Après que les médecins ont fait une horrible découverte dans mon cerveau, mon poids a grimpé à plus de 300 livres. C’était un signal subtil que j’ai ignoré. Maintenant, ma faim est complètement hors de contrôle.

Cade Larsen ne peut pas perdre du poids, mais ce n’est pas parce qu’il ne le veut pas.

La jeune femme de 27 ans originaire de Provo, dans l’Utah, a développé une tumeur rare à l’âge de 13 ans, endommageant une partie de son cerveau utilisée pour réguler la faim. Cela signifie qu’il ne se sent jamais rassasié et qu’il suit tout ce qu’il consomme.

Néanmoins, son poids a grimpé à plus de 300 livres.

La prise de poids n’est que l’un des terribles effets secondaires dont il a souffert au cours des 14 dernières années.

Dans une interview avec le Daily Mail, Larsen a décrit ses premiers symptômes comme légers. Il souffrait d’un « très léger mal de tête » qui n’a pas disparu.

Il l’a d’abord rejeté, pensant que c’était dû aux lunettes de natation bien ajustées qui limitaient la circulation sanguine et appliquaient une pression, et qu’il les portait toujours lorsqu’il faisait partie de l’équipe de l’école.

Mais quand l’adolescent s’est réveillé un matin environ un mois plus tard et a remarqué qu’il louchait, ses parents ont décidé de l’emmener chez le médecin.

«Le médecin a dit que quelque chose comprimait mon nerf optique», se souvient Larsen. “Alors il m’a recommandé de passer une IRM cérébrale.”

Cade Larsen pose lors d’un récent voyage. Une tumeur au cerveau a endommagé sa capacité à contrôler sa faim et il pèse désormais plus de 300 livres parce qu’il ne peut pas arrêter de manger.

Le nerf optique relie l’œil au cerveau et aide celui-ci à interpréter les signaux visuels en images.

Une IRM a montré que Larson souffrait d’un craniopharyngiome, une tumeur cérébrale non cancéreuse qui se développe près de l’hypophyse de la taille d’un pois, qui régule le métabolisme ainsi que la croissance et la reproduction.

On ne sait pas exactement ce qui cause ce type de tumeur, mais les experts pensent que cela se produit lorsque l’ADN cellulaire est détourné et que les cellules se multiplient de manière incontrôlable, formant des masses bénignes.

“On pense que ces tumeurs proviennent de restes de tissu embryonnaire, de petits amas de cellules laissées par le développement fœtal qui n’ont jamais complètement disparu”, a déclaré le Dr Walavan Sivakumar, neurochirurgien et directeur de la chirurgie neurovasculaire au Pacific Neuroscience Institute en Californie, au Daily Mail. «Cela explique pourquoi les craniopharyngiomes suivent une double répartition par âge. “Il y a un pic chez les enfants âgés de 5 à 14 ans et un deuxième pic chez les adultes de 50 ans et plus.”

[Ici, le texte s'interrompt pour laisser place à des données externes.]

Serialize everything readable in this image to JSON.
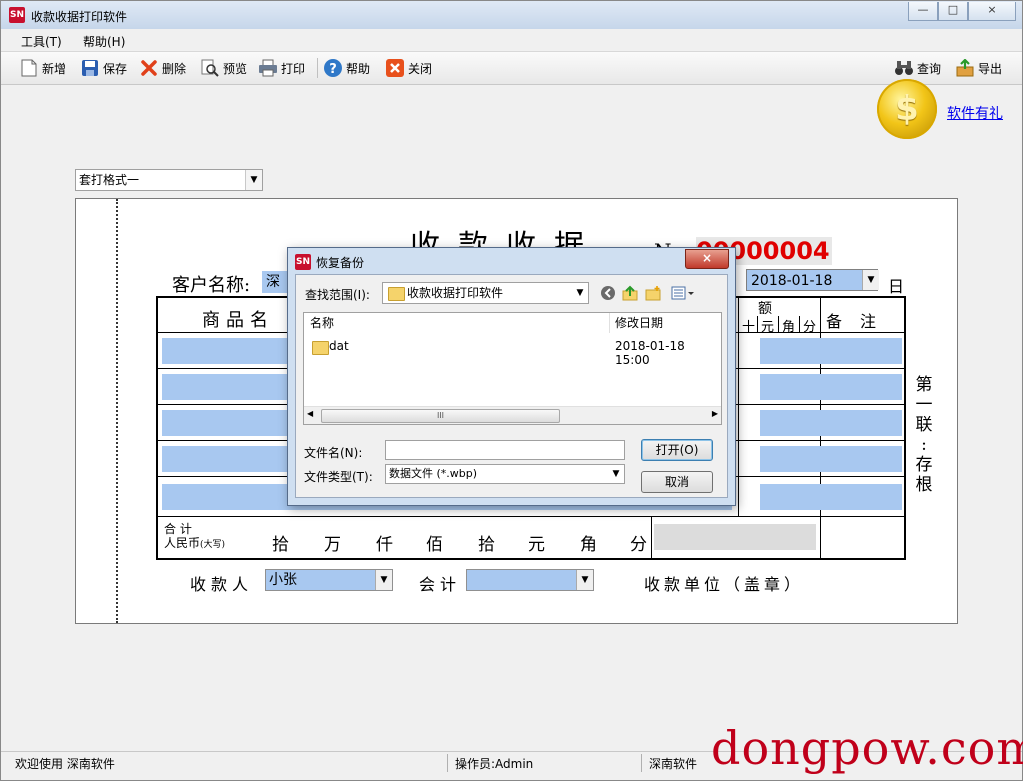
{
  "window": {
    "title": "收款收据打印软件",
    "app_icon": "SN",
    "minimize": "—",
    "maximize": "□",
    "close": "×"
  },
  "menu": [
    {
      "label": "工具(T)"
    },
    {
      "label": "帮助(H)"
    }
  ],
  "toolbar": {
    "new": "新增",
    "save": "保存",
    "delete": "删除",
    "preview": "预览",
    "print": "打印",
    "help": "帮助",
    "close": "关闭",
    "query": "查询",
    "export": "导出"
  },
  "promo": {
    "coin_symbol": "$",
    "link": "软件有礼"
  },
  "format_select": {
    "value": "套打格式一"
  },
  "receipt": {
    "title": "收款收据",
    "no_label": "No",
    "no_value": "00000004",
    "customer_label": "客户名称:",
    "customer_value": "深",
    "date": "2018-01-18",
    "day_label": "日",
    "col_name": "商品名",
    "col_amount": "额",
    "digits": [
      "十",
      "元",
      "角",
      "分"
    ],
    "col_notes": "备注",
    "total_label_1": "合 计",
    "total_label_2": "人民币",
    "total_label_sub": "(大写)",
    "upper_units": [
      "拾",
      "万",
      "仟",
      "佰",
      "拾",
      "元",
      "角",
      "分"
    ],
    "side_text": [
      "第",
      "一",
      "联",
      ":",
      "存",
      "根"
    ],
    "payee_label": "收款人",
    "payee_value": "小张",
    "accountant_label": "会计",
    "unit_label": "收款单位（盖章）"
  },
  "dialog": {
    "title": "恢复备份",
    "icon": "SN",
    "close": "×",
    "lookin_label": "查找范围(I):",
    "lookin_value": "收款收据打印软件",
    "col_name": "名称",
    "col_date": "修改日期",
    "files": [
      {
        "name": "dat",
        "date": "2018-01-18 15:00"
      }
    ],
    "scroll_thumb": "III",
    "filename_label": "文件名(N):",
    "filename_value": "",
    "filetype_label": "文件类型(T):",
    "filetype_value": "数据文件 (*.wbp)",
    "open_button": "打开(O)",
    "cancel_button": "取消"
  },
  "status": {
    "welcome": "欢迎使用 深南软件",
    "operator": "操作员:Admin",
    "company": "深南软件"
  },
  "watermark": "dongpow.com"
}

Sivakumar a déclaré qu’il n’existait aucun facteur de risque modifiable connu, notamment le mode de vie, l’environnement ou la génétique héréditaire, « au sens traditionnel ». De nombreux patients peuvent ressentir des maux de tête, des changements de vision, des nausées et des vomissements et uriner plus fréquemment.

“En particulier chez les enfants, les signaux d’alarme souvent manqués sont une petite taille inexpliquée ou un échec de croissance à un rythme normal”, a-t-il poursuivi. «Chez les adultes, des maux de tête nouveaux et persistants associés à des changements visuels doivent être considérés comme un problème neurologique urgent jusqu’à preuve du contraire.»

Étant donné que les craniopharyngiomes se développent lentement, il est possible qu’ils se cachent dans le cerveau de Larson depuis des années avant qu’il ne soit diagnostiqué.

«Les cranopharyngiomes sont notoirement insignifiants aux premiers stades et c’est l’une des raisons qui les rendent si dangereux», explique Sivakumar. “Ils se développent lentement et développent des symptômes dans des zones du cerveau qui ne sont pas immédiatement apparents lors des tests de routine et qui peuvent persister pendant des mois, voire des années, avant qu’un diagnostic ne soit posé.”

Larsen a développé une tumeur à l'âge de 13 ans qui a endommagé une zone de son cerveau et affecté sa capacité à réguler la faim.

Larsen a développé une tumeur à l’âge de 13 ans qui a endommagé une zone de son cerveau et affecté sa capacité à réguler la faim.

L’American Brain Tumor Association estime que seulement 600 Américains reçoivent un diagnostic de craniopharyngiome chaque année, ce qui en fait l’un des types de tumeurs cérébrales les plus rares.

À seulement 13 ans, il était difficile pour Larson de comprendre à quel point cette nouvelle avait changé sa vie.

« Mes parents ont commencé à pleurer et m’ont serré dans leurs bras », se souvient-il. «Mais je n’ai pas pleuré. Je pense que la raison est que, premièrement, j’étais un peu choqué, et deuxièmement, je n’avais aucune idée de ce que cela signifierait pour moi et ma vie.

« Après tout, je n’avais que 13 ans. Je pensais que je subirais une intervention chirurgicale pour enlever la tumeur, que je récupérerais pendant un mois ou deux, puis que je retournerais à mon ancienne vie.

Malheureusement, sa vie n’a plus jamais été la même.

Larsen a fini par devoir subir trois interventions chirurgicales coup sur coup. Lors de la première intervention chirurgicale, qui a duré neuf heures, les médecins ont retiré la tumeur. Mais cela a endommagé l’hypothalamus, une structure de la taille d’une amande située juste au-dessus de l’hypophyse qui régule l’appétit et indique au corps quand il est temps de manger ou de boire.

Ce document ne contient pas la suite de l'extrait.